VON MICHAEL BLUHM UND ANDREAS NOHLEN
NIEDERRHEIN | Die Handball-Verbandsliga, sportliche Heimat der HSG Wesel, hat ihren zweiten Absteiger vorzeitig gefunden. Nach dem Hülser SV, der zum Saisonstart gar nicht erst angetreten war, hat nun der SV Neukirchen angekündigt, sich nach dieser Saison aus der Verbandsliga zurückzuziehen und in der Landesliga einen Neustart anzugehen. SVN-Abteilungsleiter Gregor Baar: „Der Handball-Verband-Niederrhein ist bereits informiert, wir werden alle Vorgaben fristgerecht und formell einhalten.“
„Das ist überraschend, ändert aber nichts an unseren Zielen“, sagt Christian Weber, Teammanager der immer noch mit 4:26 Punkten am Tabellenende rangierenden HSG Wesel. „Wir sind nicht blauäugig und müssen ohnehin zweigleisig planen. Denn auch jetzt noch könnte es durch die Konstellationen in den oberen Ligen bei uns zu einem vermehrten Abstieg in die Landesliga kommen.“ Weber weiter: „Ich bin aber auch der Meinung, dass wir ohne Schützenhilfe noch ein, zwei Mannschaften hinter uns lassen können. Die Jungs machen das im Rahmen ihrer Möglichkeiten schon erstaunlich gut.“
Der SV Neukirchen ist zu diesem krassen Schritt ein Stück weit gezwungen worden. Die Bedingungen in der neuen Sporthalle an der Gerhard-Tersteegen-Schule stimmen einfach nicht. Zu den vergangenen beiden Heimspielen kamen nur 18 und 29 zahlende Zuschauer. So fehlen wichtige Eintrittsgelder sowie Einnahmen aus Catering. Zudem ist die Halle ein emotionales Desaster. Keine Tribüne, nur Stehplätze hinter einer Plexiglasscheibe – wie soll da Stimmung aufkommen? Mal abgesehen davon, wie sich Sponsoren präsentieren könnten.

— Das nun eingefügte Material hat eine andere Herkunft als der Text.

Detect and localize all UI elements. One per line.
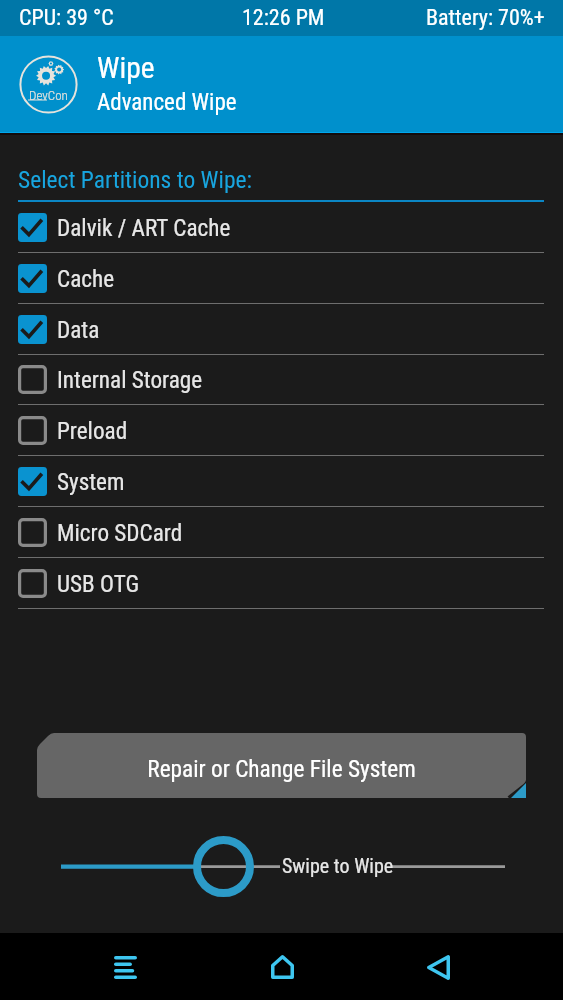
- staticText: Data: [57, 316, 100, 343]
- button[interactable]: Dalvik / ART Cache: [18, 202, 544, 253]
- staticText: Dalvik / ART Cache: [57, 214, 231, 241]
- staticText: Wipe: [97, 51, 155, 86]
- staticText: Select Partitions to Wipe:: [18, 166, 252, 194]
- button[interactable]: Repair or Change File System: [37, 733, 526, 798]
- staticText: USB OTG: [57, 570, 140, 597]
- staticText: Advanced Wipe: [97, 89, 237, 116]
- button[interactable]: Preload: [18, 405, 544, 456]
- button[interactable]: System: [18, 456, 544, 507]
- button[interactable]: USB OTG: [18, 558, 544, 609]
- button[interactable]: Back: [409, 938, 467, 996]
- button[interactable]: Home: [253, 938, 311, 996]
- staticText: Repair or Change File System: [147, 755, 416, 782]
- staticText: 12:26 PM: [242, 5, 325, 31]
- button[interactable]: Micro SDCard: [18, 507, 544, 558]
- staticText: Battery: 70%+: [426, 5, 545, 31]
- button[interactable]: Internal Storage: [18, 354, 544, 405]
- staticText: Cache: [57, 265, 115, 292]
- button[interactable]: Swipe to Wipe: [0, 827, 563, 907]
- staticText: Preload: [57, 417, 128, 444]
- staticText: Internal Storage: [57, 366, 203, 393]
- button[interactable]: Cache: [18, 253, 544, 304]
- staticText: CPU: 39 °C: [19, 5, 114, 31]
- button[interactable]: Recent apps: [96, 938, 154, 996]
- staticText: Micro SDCard: [57, 519, 183, 546]
- staticText: System: [57, 468, 125, 495]
- staticText: DevCon: [29, 88, 68, 103]
- staticText: Swipe to Wipe: [282, 854, 394, 877]
- button[interactable]: Data: [18, 304, 544, 355]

„Uns allen tut dieser Schritt unglaublich weh“, sagt Gregor Baar. „Wir überlegen schon seit vergangenem Dezember, haben alle Szenarien oft und immer wieder durchgekaut. Es ist besser jetzt und mit Anstand diesen schmerzlichen Schritt zu tätigen, als später und wenn es zu spät ist. Wir sind zwar aktuell wirtschaftlich noch gut aufgestellt, aber auf Dauer können wir ohne Einnahmen nicht überleben.“
Der SV Neukirchen, derzeit mit 11:17 Punkten auf Rang zehn, hat noch versucht, eine schlagkräftige Mannschaft für die Verbandsliga auf die Beine zu stellen. Doch alle Gespräche sind im Sande verlaufen. Potenzielle Neuzugänge haben aufgrund der stimmungstötenden Halle und auch wegen des Harzverbotes abgewunken. „Wir sind an unsere Grenzen gestoßen“, so Baar.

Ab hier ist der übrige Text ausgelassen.